CP-Net: A Deep Learning Framework for Simultaneous Measurement of Heart Rate, Blood Pressure and Respiration Rate from PPG

Surita Sarkar1, Pabitra Das2, Saurabh Pal3, Amit Acharyya4
1Indian Institute of Technology Hyderabad, 2Indian Institue of Technology Hyderabad, 3University of Calcutta, 4Indian Institute of Technology, Hyderabad


Abstract

Aims: Abnormal heart rate (HR), respiration rate (RR), and blood pressure (BP) are the primary-most indicators of physiological instability, including chronic cardiopulmonary diseases. The study aimed to develop a deep learning framework, CP-Net, for simultaneously monitoring HR, RR, systolic and diastolic BP (SBP and DBP) from photoplethysmography (PPG). The employment of PPG was done mainly to extract all these parameters unobtrusively with a reduced number of attachments to the patient's body suitable for long-term continuous monitoring even in ambulatory and home-environment.

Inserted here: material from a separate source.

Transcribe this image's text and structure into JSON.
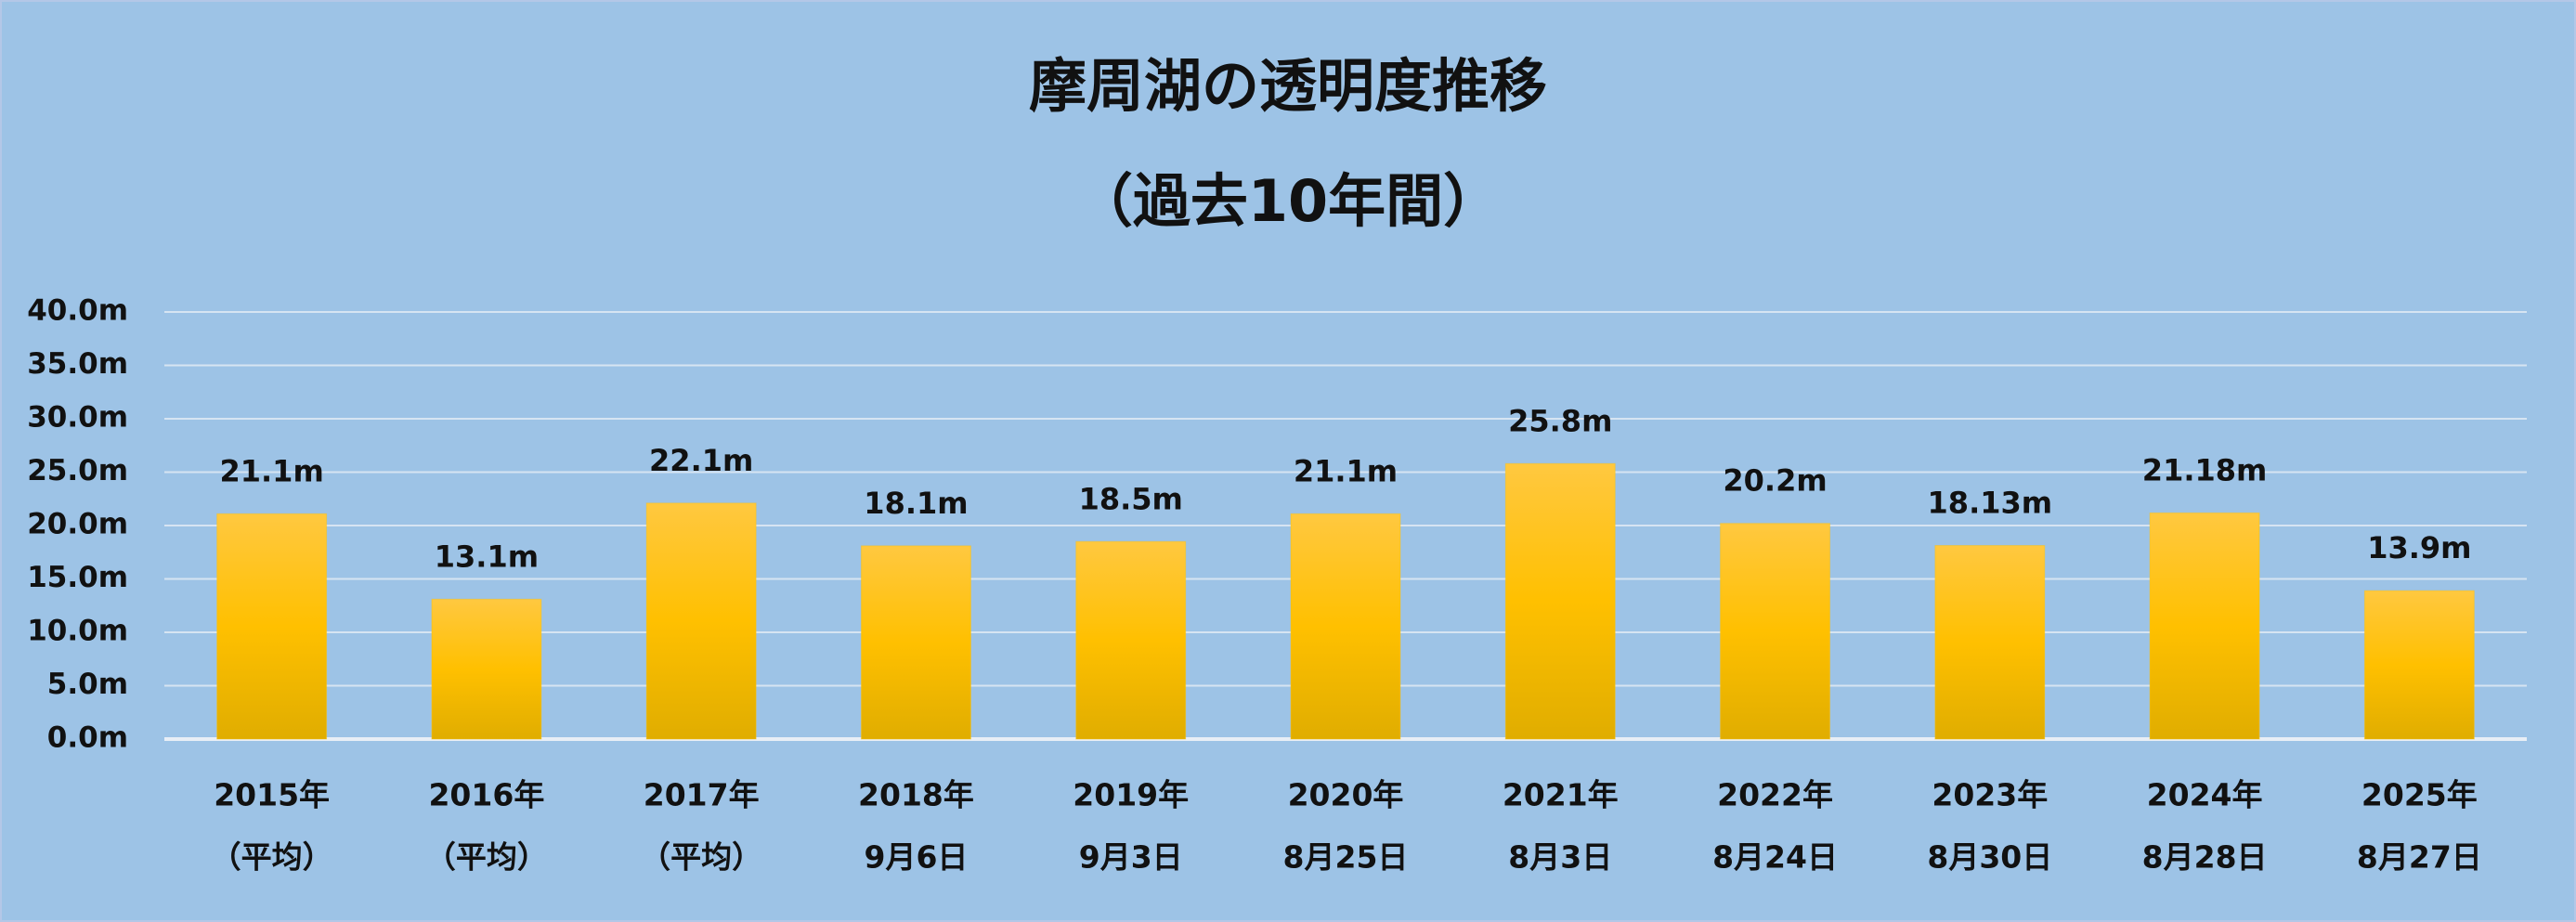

Methods: The proposed deep learning framework extracted all four parameters simultaneously without extracting any feature manually from PPG. Moreover, gated and long-short-term recurrent convolutional networks were incorporated for faster and more accurate estimation of those parameters. The performance of CP-Net was tested on a publicly available MIMIC-III database which comprises simultaneously recorded PPG, respiration, electrocardiogram (ECG), and arterial blood pressure signals collected from intensive care unit patients. Signals with missing, unreliable, and discontinued values were excluded from the dataset. The entire dataset was divided into training-testing subsets using a 5-fold cross-validation technique. The model's performance was evaluated by calculating the normalized mean absolute error (NMAE) and normalized root mean square error (NRMSE).

Results: Out of 38 subjects, signals collected from 31 subjects were selected in this study for further assessment. The model yielded NMAE of 0.0714 breath rate per minute (brpm), 0.0619 beats per minute (bpm), 0.1620 mmHg,and 0.0321 mmHg, and NRMSE of 0.1054, 0.071, 0.205, 0.039 for RR, HR,SBP, and DBP respectively and the overall loss was 0.0597 along with calculated errors for all four parameters.

Conclusion: The results exhibited that there was significantly less difference between actual and predicted values, which reflected the effectiveness of the proposed framework for the simultaneous measurement of all four vital parameters from PPG.